Prof. Dr. Uğur Deveci Resmi Web Sitesine Hoş Geldiniz!

Meme Cerrahisi

Meme Cerrahisi

İyi Huylu Meme Hastalıkları

Meme hastalıklarının büyük bölümünü iyi huylu meme hastalıkları oluşturur. İyi huylu meme hastalıklarında ortaya konulmuş lezyonların belirlenmiş aralıklarla takibi büyük önem taşır. İlave risk faktörlerinin olmadığı durumlarda iyi huylu lezyonların yıllık takibi yeterlidir.  İyi huylu meme lezyonları takipler sırasında büyüme ya da karakter değişimi gösterirse biyopsi ile örneklemek gerekir.

Biyopsi örneklemesi iyi olarak sonuçlanırsa takibe devam edilir. Ancak biyopsi sonucu şüpheli gelirse ya da iyi olmayan hücrelerin saptanması durumunda cerrahi müdahale geciktirilmemelidir.

 

Meme Başı Akıntısında Yaklaşım

Kanlı olmayan, birden çok delikten gelen, renksiz, yeşil, sarı ya da beyaz renkli akıntılar genellikle iyi huylu meme hastalıklarının bir bulgusudur. Tek delikten gelen, kanlı meme akıntılarının ise kötü huylu meme hastalıkları ile ilişkisi olabilir. Her iki durum da memeye ait görüntüleme yöntemleri ile değerlendirilmeli ve şüpheli bir durum tespit edilirse biyopsi uygulanmalıdır.

 

Meme Ağrısına Yaklaşım

Meme ağrısı neredeyse kadınların üçte birinde görülen yaygın bir semptomdur. Meme ağrılarının büyük bölümü hormonal durumlara bağlı olarak gelişir ve kötü bir durumun habercisi değildir.  Meme ağrısı ile başvuran hastalarda meme muayenesi ve görüntüleme yöntemleri kullanılarak araştırma yapılır.  Sonuçlar değerlendirilerek tedavi ve takip şeması ortaya konulur.

 

Meme Kanseri

Meme kanseri tüm dünyada ve ülkemizde kadınlarda en sık görülen tümördür.

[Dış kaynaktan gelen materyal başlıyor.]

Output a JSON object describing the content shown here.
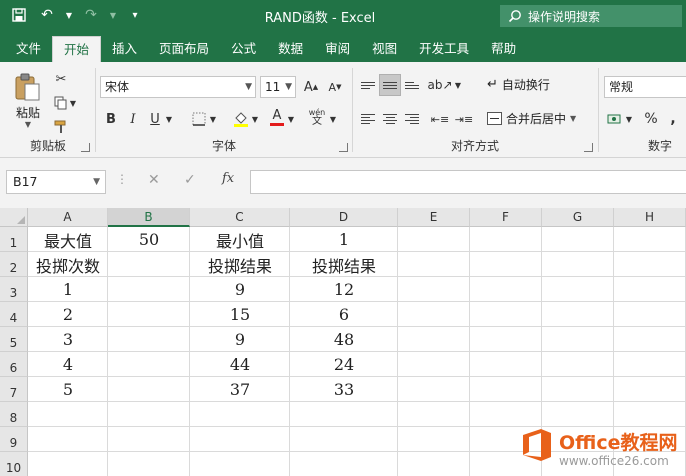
{
  "window": {
    "title": "RAND函数  -  Excel",
    "tellme_placeholder": "操作说明搜索"
  },
  "tabs": [
    {
      "label": "文件",
      "active": false
    },
    {
      "label": "开始",
      "active": true
    },
    {
      "label": "插入",
      "active": false
    },
    {
      "label": "页面布局",
      "active": false
    },
    {
      "label": "公式",
      "active": false
    },
    {
      "label": "数据",
      "active": false
    },
    {
      "label": "审阅",
      "active": false
    },
    {
      "label": "视图",
      "active": false
    },
    {
      "label": "开发工具",
      "active": false
    },
    {
      "label": "帮助",
      "active": false
    }
  ],
  "ribbon": {
    "clipboard": {
      "label": "剪贴板",
      "paste_label": "粘贴"
    },
    "font": {
      "label": "字体",
      "font_name": "宋体",
      "font_size": "11",
      "bold": "B",
      "italic": "I",
      "underline": "U",
      "phonetic": "wén",
      "grow": "A",
      "shrink": "A",
      "font_color_glyph": "A"
    },
    "alignment": {
      "label": "对齐方式",
      "wrap_text": "自动换行",
      "merge_center": "合并后居中"
    },
    "number": {
      "label": "数字",
      "format": "常规",
      "percent": "%",
      "comma": ","
    }
  },
  "formula_bar": {
    "name_box": "B17",
    "formula": "",
    "fx": "fx"
  },
  "sheet": {
    "columns": [
      "A",
      "B",
      "C",
      "D",
      "E",
      "F",
      "G",
      "H"
    ],
    "rows": [
      "1",
      "2",
      "3",
      "4",
      "5",
      "6",
      "7",
      "8",
      "9",
      "10"
    ],
    "selected_column": "B",
    "cells": [
      [
        "最大值",
        "50",
        "最小值",
        "1"
      ],
      [
        "投掷次数",
        "",
        "投掷结果",
        "投掷结果"
      ],
      [
        "1",
        "",
        "9",
        "12"
      ],
      [
        "2",
        "",
        "15",
        "6"
      ],
      [
        "3",
        "",
        "9",
        "48"
      ],
      [
        "4",
        "",
        "44",
        "24"
      ],
      [
        "5",
        "",
        "37",
        "33"
      ]
    ]
  },
  "watermark": {
    "brand": "Office教程网",
    "url": "www.office26.com"
  },
  "colors": {
    "excel_green": "#217346",
    "watermark_orange": "#e8611a"
  }
}
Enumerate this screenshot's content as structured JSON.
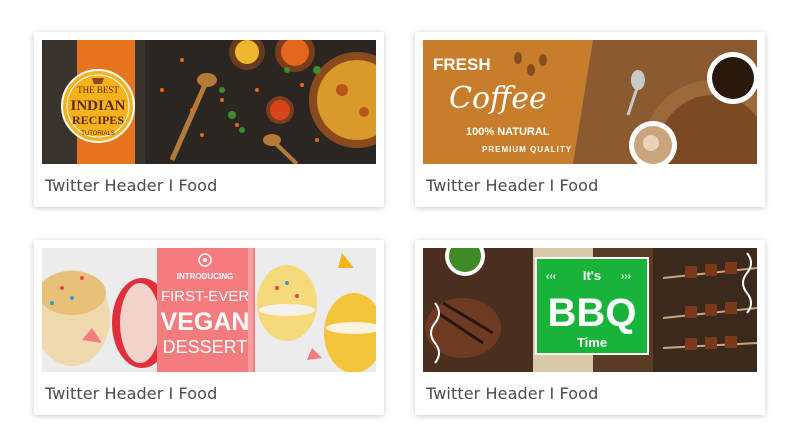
{
  "templates": [
    {
      "caption": "Twitter Header I Food",
      "banner": {
        "line1": "THE BEST",
        "line2": "INDIAN",
        "line3": "RECIPES",
        "line4": "TUTORIALS"
      },
      "colors": {
        "accent": "#e6731e",
        "badge": "#f5b21a",
        "bg": "#2a2520"
      }
    },
    {
      "caption": "Twitter Header I Food",
      "banner": {
        "line1": "FRESH",
        "line2": "Coffee",
        "line3": "100% NATURAL",
        "line4": "PREMIUM QUALITY"
      },
      "colors": {
        "accent": "#c77d2c",
        "bg": "#7a4a22"
      }
    },
    {
      "caption": "Twitter Header I Food",
      "banner": {
        "line1": "INTRODUCING",
        "line2": "FIRST-EVER",
        "line3": "VEGAN",
        "line4": "DESSERT"
      },
      "colors": {
        "accent": "#f47b7e",
        "bg": "#e9e9e9"
      }
    },
    {
      "caption": "Twitter Header I Food",
      "banner": {
        "line1": "It's",
        "line2": "BBQ",
        "line3": "Time"
      },
      "colors": {
        "accent": "#18b43a",
        "bg": "#5a3b26"
      }
    }
  ]
}
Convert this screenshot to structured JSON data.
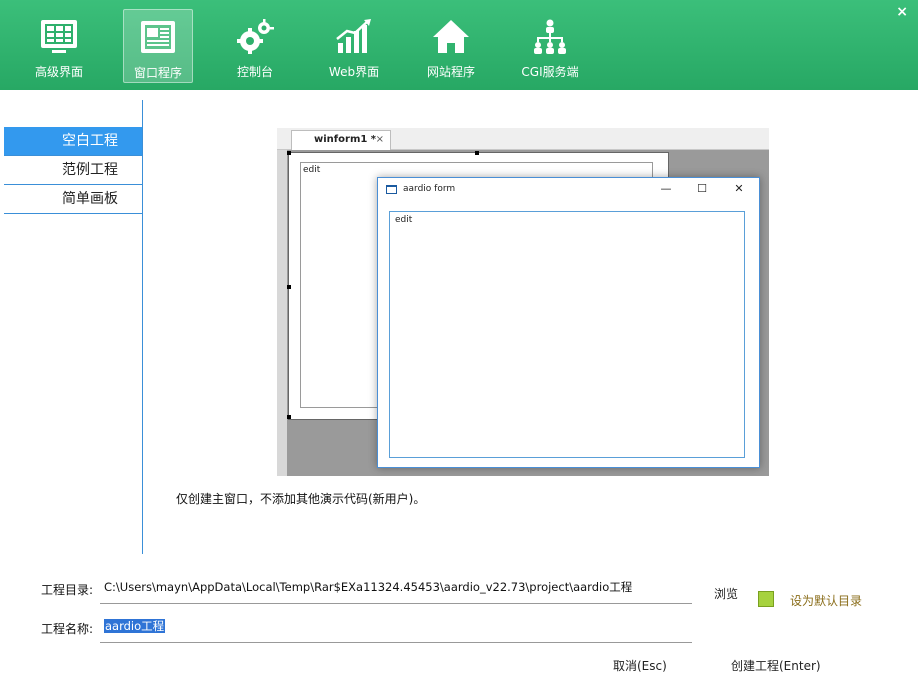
{
  "toolbar": {
    "tabs": [
      {
        "label": "高级界面",
        "icon": "advanced-ui-icon"
      },
      {
        "label": "窗口程序",
        "icon": "window-app-icon",
        "active": true
      },
      {
        "label": "控制台",
        "icon": "console-gears-icon"
      },
      {
        "label": "Web界面",
        "icon": "web-ui-chart-icon"
      },
      {
        "label": "网站程序",
        "icon": "website-home-icon"
      },
      {
        "label": "CGI服务端",
        "icon": "cgi-server-icon"
      }
    ],
    "close_glyph": "×"
  },
  "sidebar": {
    "items": [
      {
        "label": "空白工程",
        "active": true
      },
      {
        "label": "范例工程"
      },
      {
        "label": "简单画板"
      }
    ]
  },
  "preview": {
    "tab_label": "winform1 *",
    "tab_close": "×",
    "designer_edit_text": "edit",
    "form_title": "aardio form",
    "form_minimize": "—",
    "form_maximize": "☐",
    "form_close": "✕",
    "form_edit_text": "edit"
  },
  "description": "仅创建主窗口，不添加其他演示代码(新用户)。",
  "form": {
    "dir_label": "工程目录:",
    "dir_value": "C:\\Users\\mayn\\AppData\\Local\\Temp\\Rar$EXa11324.45453\\aardio_v22.73\\project\\aardio工程",
    "browse_label": "浏览",
    "default_dir_label": "设为默认目录",
    "name_label": "工程名称:",
    "name_value": "aardio工程",
    "cancel_label": "取消(Esc)",
    "create_label": "创建工程(Enter)"
  },
  "colors": {
    "header": "#2eb06c",
    "accent": "#3399ee",
    "default_dir_text": "#8a6d1a",
    "checkbox": "#a6d23e"
  }
}
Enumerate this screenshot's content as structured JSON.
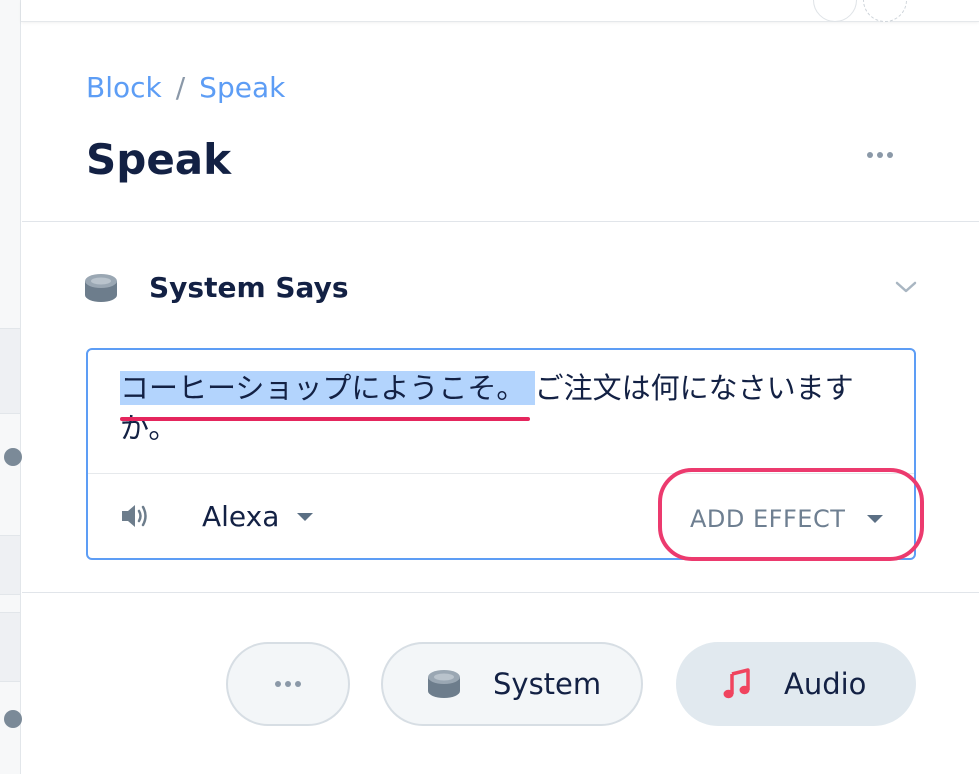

Ülkemizdeki görülme sıklığı yüzbinde 30 civarındadır. Meme tarama programlarının düzenli olarak yapılması, görüntüleme yöntemlerindeki teknolojik gelişmeler ve hasta farkındalığının artışı meme tümörlerinin daha erken dönemde farkedilmesini ve uygun tedavi ile şifa elde edilebilmesini sağlamaktadır.  Meme kanserinde cerrahi tedavi geciktirilmeden uygulanmalıdır.  Günümüzde meme kanserinde temel yöntem meme koruyucu cerrahidir. Memenin tamamının alındığı ameliyatlar giderek azalmaktadır.

 

 

Meme Kanseri neden oluşur?

Meme kanserine neden olan faktörleri, genetik faktörler, hormonal faktörler ve çevresel faktörler olarak sınıflandırabiliriz.   Ailesel eğilim ve BRCA 1 ve 2 mutasyonları, östrojen bazlı hormon kullanımı, erken yaşta adet görmeye başlama ve menopoza geç girme, çocuk sahibi olmamak ve emzirmemek, yağlı diyet, obezite meme kanseri oluşum riskini artıran faktörlerdir.

 

Meme Biyopsisi ne zaman  yapılır?

Klinik ve radyolojik incelemelerde kötü huylu tümörlerden şüphe edildiğinde kesin tanı biyopsi ile sağlanır. Elle muayenede sert, düzensiz sınırlı lezyonlar ya da radyolojik incelemede BIRADS 4 ve 5. kategori lezyonlara biyopsi uygulanır. Lokal anestezi altında ağrısız olarak yapılan biyopsi, meme lezyonları için kalın iğne biyopsisi şeklindedir. Tru cut biyopsi ya da core biyopsi ismi de verilen bu işlemde şüpheli alandan çok sayıda örnekleme yapmak mümkündür. Kalın iğne biyopsilerinin tanı değeri ince iğne biyopsilerine daha yüksek olduğundan günümüzde ince iğne biyopsisi meme lezyonlarında tercih edilmez.

 

Meme biyopsisi kanserin yayılmasına neden olur mu?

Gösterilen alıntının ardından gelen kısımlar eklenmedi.